«Falcó, Lorenzo Falcó. Al servicio del Caudillo (de momento)». Así titulábamos hace un año la página que dedicamos a Falcó, primera novela protagonizada por un amoral señorito jerezano reclutado como espía para los militares rebeldes tras una carrera como traficante de armas al mejor postor. Pero olvidémonos de Bond. En su segunda entrega, Eva, el juego al que se ha entregado Arturo Pérez-Reverte queda más definido: tenemos que pasar al blanco y negro de Casablanca, la película que en realidad debía desarrollarse en Tetuán, en cuyos cafés y callejas se cruzaban espías, refugiados y traficantes. «Esta era la verdadera Casablanca», explica el novelista en el restaurante Hammadi, frente a los despojos del Cine Alcázar. «Eva es una novela canónica de espías», añade, con referentes clásicos como Somerseth Maugham, Eric Ambler, el primer Graham Greene.

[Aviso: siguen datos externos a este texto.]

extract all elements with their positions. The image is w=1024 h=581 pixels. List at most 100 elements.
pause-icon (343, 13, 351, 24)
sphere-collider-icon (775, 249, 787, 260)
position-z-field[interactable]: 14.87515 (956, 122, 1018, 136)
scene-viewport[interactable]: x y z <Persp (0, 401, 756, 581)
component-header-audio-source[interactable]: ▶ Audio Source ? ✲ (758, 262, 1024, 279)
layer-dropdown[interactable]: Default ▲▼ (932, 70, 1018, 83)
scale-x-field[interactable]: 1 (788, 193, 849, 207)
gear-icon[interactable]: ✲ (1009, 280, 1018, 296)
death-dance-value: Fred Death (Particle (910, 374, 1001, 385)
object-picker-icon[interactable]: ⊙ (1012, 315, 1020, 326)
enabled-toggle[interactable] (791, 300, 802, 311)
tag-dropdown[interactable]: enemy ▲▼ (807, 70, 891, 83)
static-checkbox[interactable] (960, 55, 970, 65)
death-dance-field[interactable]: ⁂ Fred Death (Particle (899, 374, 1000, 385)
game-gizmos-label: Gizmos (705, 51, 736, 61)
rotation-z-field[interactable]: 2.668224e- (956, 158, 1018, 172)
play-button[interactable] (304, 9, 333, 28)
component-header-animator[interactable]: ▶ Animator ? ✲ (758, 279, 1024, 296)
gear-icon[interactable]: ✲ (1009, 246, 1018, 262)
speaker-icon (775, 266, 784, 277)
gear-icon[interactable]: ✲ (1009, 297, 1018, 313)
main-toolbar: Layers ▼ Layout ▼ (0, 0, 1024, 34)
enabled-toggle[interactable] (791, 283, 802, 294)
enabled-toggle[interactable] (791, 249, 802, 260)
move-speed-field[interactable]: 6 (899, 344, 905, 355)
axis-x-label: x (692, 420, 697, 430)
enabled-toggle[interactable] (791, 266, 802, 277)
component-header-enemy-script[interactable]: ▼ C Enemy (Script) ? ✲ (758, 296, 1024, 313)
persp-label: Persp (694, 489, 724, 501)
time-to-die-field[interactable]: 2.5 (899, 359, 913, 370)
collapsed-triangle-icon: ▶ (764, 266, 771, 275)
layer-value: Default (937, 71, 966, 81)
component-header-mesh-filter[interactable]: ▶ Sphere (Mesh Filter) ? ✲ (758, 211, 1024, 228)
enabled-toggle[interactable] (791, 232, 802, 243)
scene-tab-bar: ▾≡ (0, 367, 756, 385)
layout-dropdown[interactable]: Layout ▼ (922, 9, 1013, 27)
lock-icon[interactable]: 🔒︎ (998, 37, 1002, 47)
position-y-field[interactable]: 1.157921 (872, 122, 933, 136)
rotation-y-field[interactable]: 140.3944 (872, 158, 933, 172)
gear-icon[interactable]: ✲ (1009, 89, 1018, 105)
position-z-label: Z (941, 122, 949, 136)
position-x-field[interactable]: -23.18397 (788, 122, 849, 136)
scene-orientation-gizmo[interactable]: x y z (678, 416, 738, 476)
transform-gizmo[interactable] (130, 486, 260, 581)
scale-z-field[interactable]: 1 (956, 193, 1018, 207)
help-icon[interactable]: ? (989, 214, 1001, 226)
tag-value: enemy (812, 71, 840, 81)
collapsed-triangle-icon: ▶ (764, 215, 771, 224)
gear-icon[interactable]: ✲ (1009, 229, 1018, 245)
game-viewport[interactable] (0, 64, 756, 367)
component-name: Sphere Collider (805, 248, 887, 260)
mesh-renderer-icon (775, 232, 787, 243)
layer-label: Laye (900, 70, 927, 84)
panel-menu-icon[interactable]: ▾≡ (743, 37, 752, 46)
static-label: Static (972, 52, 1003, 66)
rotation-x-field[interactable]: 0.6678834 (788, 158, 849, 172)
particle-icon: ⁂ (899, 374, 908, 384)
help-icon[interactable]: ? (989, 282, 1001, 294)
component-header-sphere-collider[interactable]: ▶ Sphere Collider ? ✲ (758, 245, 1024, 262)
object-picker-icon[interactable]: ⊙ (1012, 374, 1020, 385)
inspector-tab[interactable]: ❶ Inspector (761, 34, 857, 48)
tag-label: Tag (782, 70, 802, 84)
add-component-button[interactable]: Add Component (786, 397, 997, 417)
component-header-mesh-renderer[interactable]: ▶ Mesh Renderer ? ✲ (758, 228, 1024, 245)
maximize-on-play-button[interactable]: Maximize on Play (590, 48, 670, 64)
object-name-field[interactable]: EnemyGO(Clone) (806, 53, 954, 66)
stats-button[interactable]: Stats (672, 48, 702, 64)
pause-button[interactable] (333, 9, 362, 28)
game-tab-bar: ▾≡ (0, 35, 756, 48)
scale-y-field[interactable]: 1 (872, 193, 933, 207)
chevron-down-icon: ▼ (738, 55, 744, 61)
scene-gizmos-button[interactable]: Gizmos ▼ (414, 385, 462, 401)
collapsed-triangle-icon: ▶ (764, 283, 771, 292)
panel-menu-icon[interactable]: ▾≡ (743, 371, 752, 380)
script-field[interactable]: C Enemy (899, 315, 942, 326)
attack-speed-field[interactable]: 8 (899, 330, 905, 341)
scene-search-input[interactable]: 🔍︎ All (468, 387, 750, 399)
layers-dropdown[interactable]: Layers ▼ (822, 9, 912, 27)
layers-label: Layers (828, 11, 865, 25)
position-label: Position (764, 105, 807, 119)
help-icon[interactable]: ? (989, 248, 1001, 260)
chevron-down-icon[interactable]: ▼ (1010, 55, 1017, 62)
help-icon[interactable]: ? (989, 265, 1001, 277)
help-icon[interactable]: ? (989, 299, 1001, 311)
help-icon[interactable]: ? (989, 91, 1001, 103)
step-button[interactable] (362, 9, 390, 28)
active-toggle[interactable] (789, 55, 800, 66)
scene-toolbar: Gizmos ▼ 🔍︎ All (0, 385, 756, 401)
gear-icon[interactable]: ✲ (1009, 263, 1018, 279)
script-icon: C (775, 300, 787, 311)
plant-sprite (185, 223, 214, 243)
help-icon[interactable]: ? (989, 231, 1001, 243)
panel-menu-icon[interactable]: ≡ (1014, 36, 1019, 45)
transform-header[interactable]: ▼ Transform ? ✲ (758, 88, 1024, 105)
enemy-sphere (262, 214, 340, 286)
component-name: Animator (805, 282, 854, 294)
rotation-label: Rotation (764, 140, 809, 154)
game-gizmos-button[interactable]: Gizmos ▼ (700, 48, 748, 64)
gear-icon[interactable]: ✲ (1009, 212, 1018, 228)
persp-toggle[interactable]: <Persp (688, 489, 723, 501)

Falcó se enfrenta de nuevo, en el Tánger de 1937, a Eva Neretva, agente soviética a quien salvó la vida en la novela anterior. Ella debe lograr que el carguero Mount Castle, refugiado en el puerto internacional, llegue a Odessa con 30 toneladas de oro. Él, que la tripulación del destructor rebelde Martín Álvarez, con el que los republicanos han jugado al gato y el ratón y que está atracado en el mismo muelle, acabe haciéndose con los lingotes y monedas, en lugar de enviar mercante y carga al fondo del Estrecho. Los dos, la heroica militante y el canalla sin escrúpulos, acaban en la cama, golpean con saña las partes blandas más vulnerables del contrario, sucesivamente.

Los verdaderos gestos de nobleza quedan para Quirós y Navia, los capitanes asturianos de los dos barcos. «Incluso en la guerra, un marino respeta a un marino. Me he criado con muchos, el mar es implacable y crea lazos de solidaridad y lealtad», sentencia el escritor. Falcó apuñala con saña, pero las bajezas más viles quedan reservadas para el sádico pistolero (póngale la cara de Peter Lorre) Paquito Araña. Porque vileza hay. Tortura. Una visión colonial del moro. Una escena a lo Dominique Strauss-Kahn con una camarera bereber. «El mundo era así, era 1937. No podemos juzgar el pasado con los ojos del presente», sostiene Pérez-Reverte.

Las pistas que desliza sobre el pasado de traficantes de armas de Falcó y, sobre todo, un personaje como Moira Nikolau (una bella, madura y manca griega del Asia Menor, a quien salvó de las masacres de Esmirna, antes de convertirse en su amante, y que ahora, con las mejillas tatuadas a lo bereber, lo acoge en su casa de Tetuán entre copitas de absenta y vapores estupefacientes) tienen un aire familiar para el lector de Hugo Pratt. Discrepa. «Moira es una mujer a quien conocí cuando yo navegaba con 23 o 24 años. Yo no escribo desde mis lecturas, sino desde mi memoria. Yo he conocido en Angola a hombres para quienes matar y torturar son herramientas. Yo lo he vivido. No es Corto Maltés. Escribo de un mundo que yo he conocido».

«Cada escena del libro sucede en un lugar real de Tánger», explica. El Zoco Chico, una placita llena de cafés en el centro de la Medina; el Fuentes de los franquistas y el Central de los republicanos. El hoy decadente Hotel Continental. Las calles por las que resuenan los pasos de los perseguidores y las esquinas tras las que aguarda un navajazo podrían ser cualquiera de la Medina de una ciudad que en esos años era, para Pérez-Reverte, «peligrosa y fascinante». Mucho antes de que llegaran «Bowles y todos esos diletantes».